The Old West Durham Neighborhood Association said the NPO ensures "that new residential development is compatible with the established urban form, modest scale, and mill village character of the neighborhood. Preservation of green space and tree canopy are primary motivations for the formulation of a number of these standards.”
However, they did make a change after the Durham Planning Commission voted against recommending the overlay in March. The working group for the neighborhood agreed to an accessory dwelling unit size of 800 square feet. Accessory dwelling units, known as ADUs, are smaller buildings next to the primary home.
For the past year of meetings and many emails from residents, some contentious, the Durham City-County Planning Department has given technical support to the Old West Durham Neighborhood Association, which proposed the NPO in 2014.
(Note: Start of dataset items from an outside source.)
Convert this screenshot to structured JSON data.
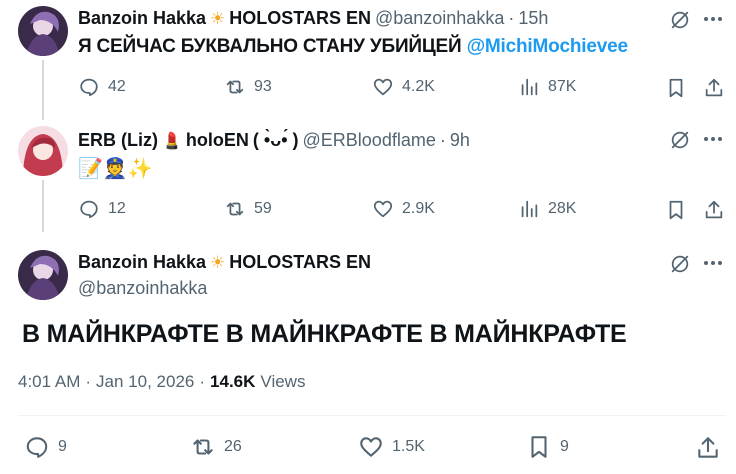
{
  "tweets": [
    {
      "name": "Banzoin Hakka",
      "affiliation": "HOLOSTARS EN",
      "handle": "@banzoinhakka",
      "time": "15h",
      "text": "Я СЕЙЧАС БУКВАЛЬНО СТАНУ УБИЙЦЕЙ",
      "mention": "@MichiMochievee",
      "replies": "42",
      "reposts": "93",
      "likes": "4.2K",
      "views": "87K"
    },
    {
      "name": "ERB (Liz)",
      "affiliation": "holoEN",
      "kaomoji": "( •̀ᴗ•́ )",
      "handle": "@ERBloodflame",
      "time": "9h",
      "emojis": "📝👮✨",
      "replies": "12",
      "reposts": "59",
      "likes": "2.9K",
      "views": "28K"
    }
  ],
  "main_tweet": {
    "name": "Banzoin Hakka",
    "affiliation": "HOLOSTARS EN",
    "handle": "@banzoinhakka",
    "text": "В МАЙНКРАФТЕ В МАЙНКРАФТЕ В МАЙНКРАФТЕ",
    "time": "4:01 AM",
    "date": "Jan 10, 2026",
    "views_count": "14.6K",
    "views_label": "Views",
    "replies": "9",
    "reposts": "26",
    "likes": "1.5K",
    "bookmarks": "9"
  },
  "separator": "·",
  "icons": {
    "reply": "reply-icon",
    "repost": "repost-icon",
    "like": "heart-icon",
    "views": "views-icon",
    "bookmark": "bookmark-icon",
    "share": "share-icon",
    "grok": "grok-icon",
    "more": "more-icon"
  },
  "colors": {
    "text": "#0f1419",
    "muted": "#536471",
    "mention": "#1d9bf0",
    "sun": "#f5a623"
  }
}
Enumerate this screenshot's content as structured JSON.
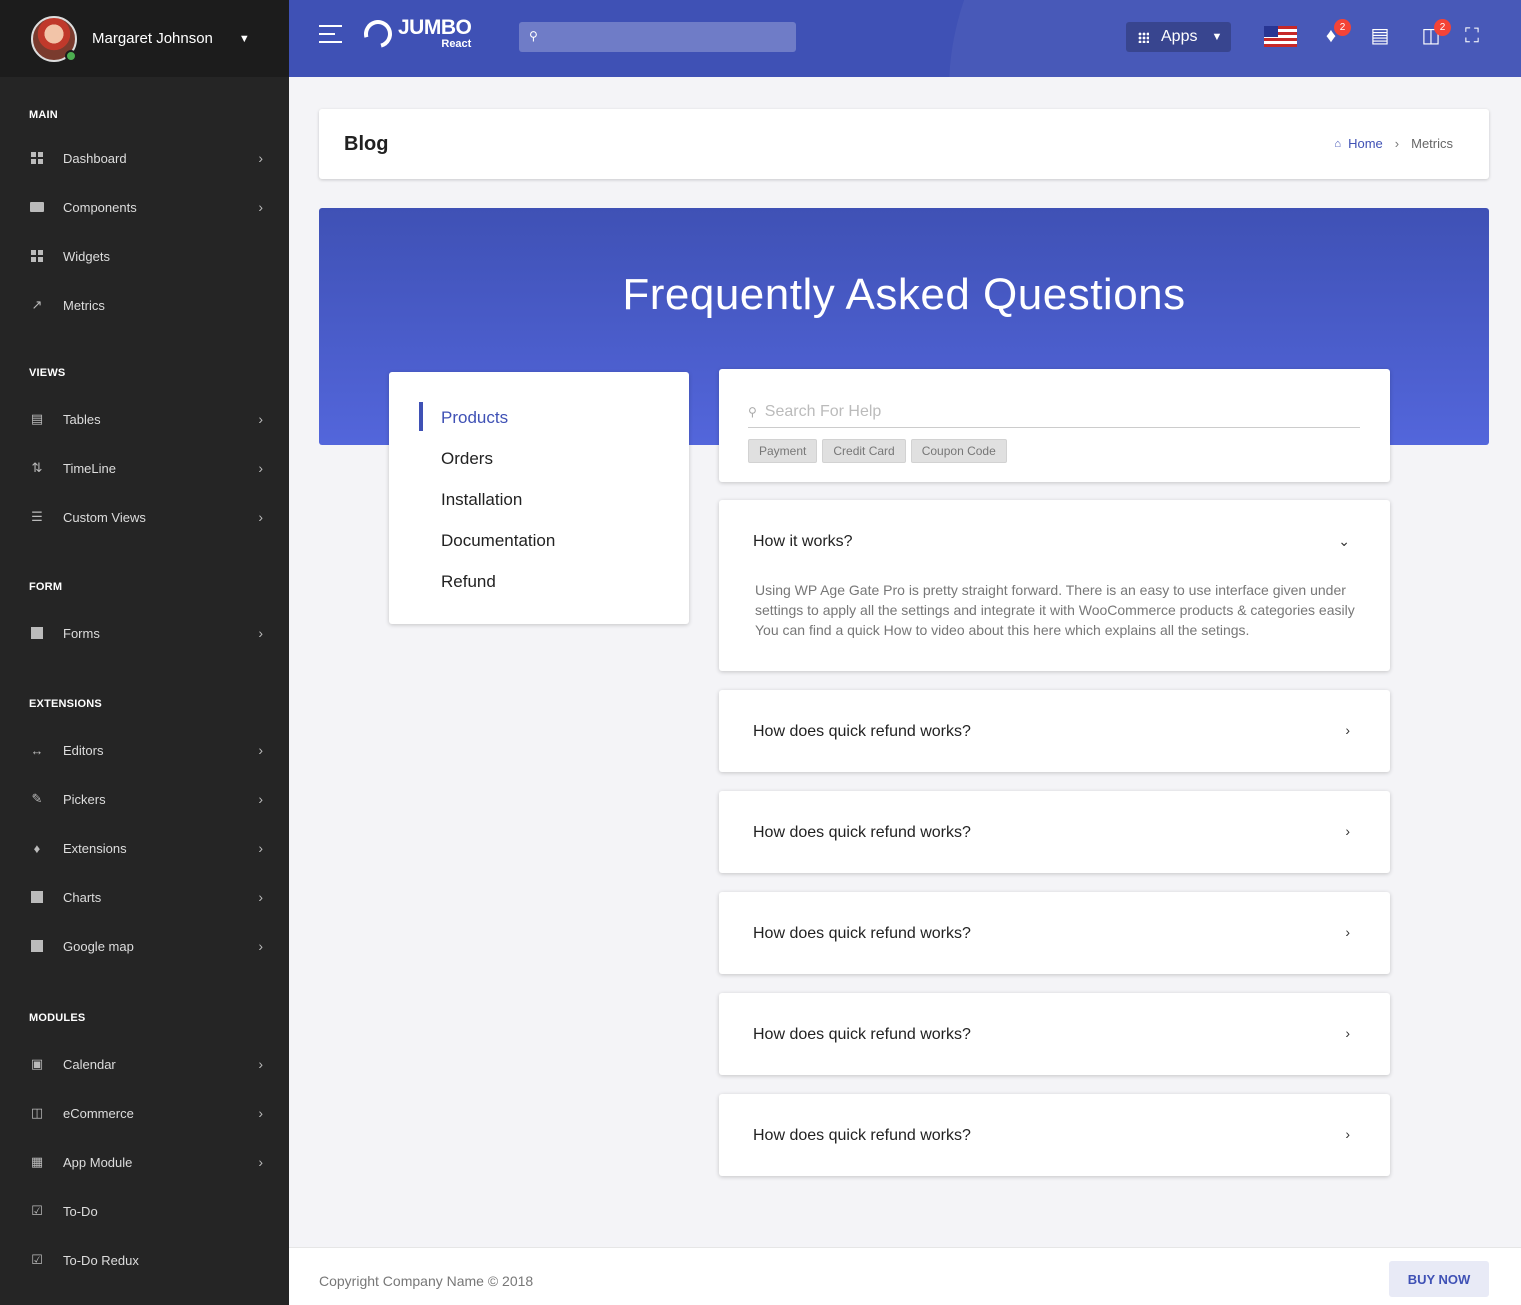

The Old West Durham overlay covers 93.6 acres, which is 428 parcels owned by 295 people. The average house is a one-story house of about 1,500 square feet built in 1930.
What the overlay does:
▪ Establish floor area ratio to limit bulk;
▪ Lower primary and accessory structure heights;
▪ Standardize lot dimensions to reflect the predominant subdivision pattern;
▪ Require a backyard tree;
▪ Reduce parking requirements and prevent “over-paving” of driveways.
Old West Durham resident John Temple said NPO supporters had a "control everything attitude." He doesn't think it protects the neighborhood.
"I’ve lived in the neighborhood for 54 years. It’s always been a great place," Temple said.
Jeff Monsein, who owns 53 properties in Old West Durham, said he has invested in the neighborhood since 1985. He did not want the Council to approve the overlay, claiming it would make an ADU near impossible to build.
Joyce Sykes has lived there for 23 years and also opposed the NPO.
"It’s not just old mill houses, it’s a huge variety of houses in that district," she said.
Council member Charlie Reece said he understood the concerns raised by opponents. However, he said the overlay is a "reasonable regulatory authority to preserve the character of Old West Durham."
John Schelp, longtime Old West Durham leader who leads neighborhood tours and a NPO supporter, said the NPO is "not a radical, preservationist proposal" and they're not trying to stop new development, just that it be in scale.
"The NPO will allow the neighborhood to have more density by allowed ADUs, or granny flats," Schelp said.
Mayor Steve Schewel said that ADUs will be a critical tool for affordability in Durham.
What it means for other neighborhoods
Neighborhood protect overlays are resident-initiated, so the planning department will work with neighborhoods who submit them.
Council member Mark-Anthony Middleton said the overlay issue "crystallizes what we’re facing in Durham" around development and the market.
"I’m concerned about the citizens that this issue is coming to that won’t be as organized," Middleton said.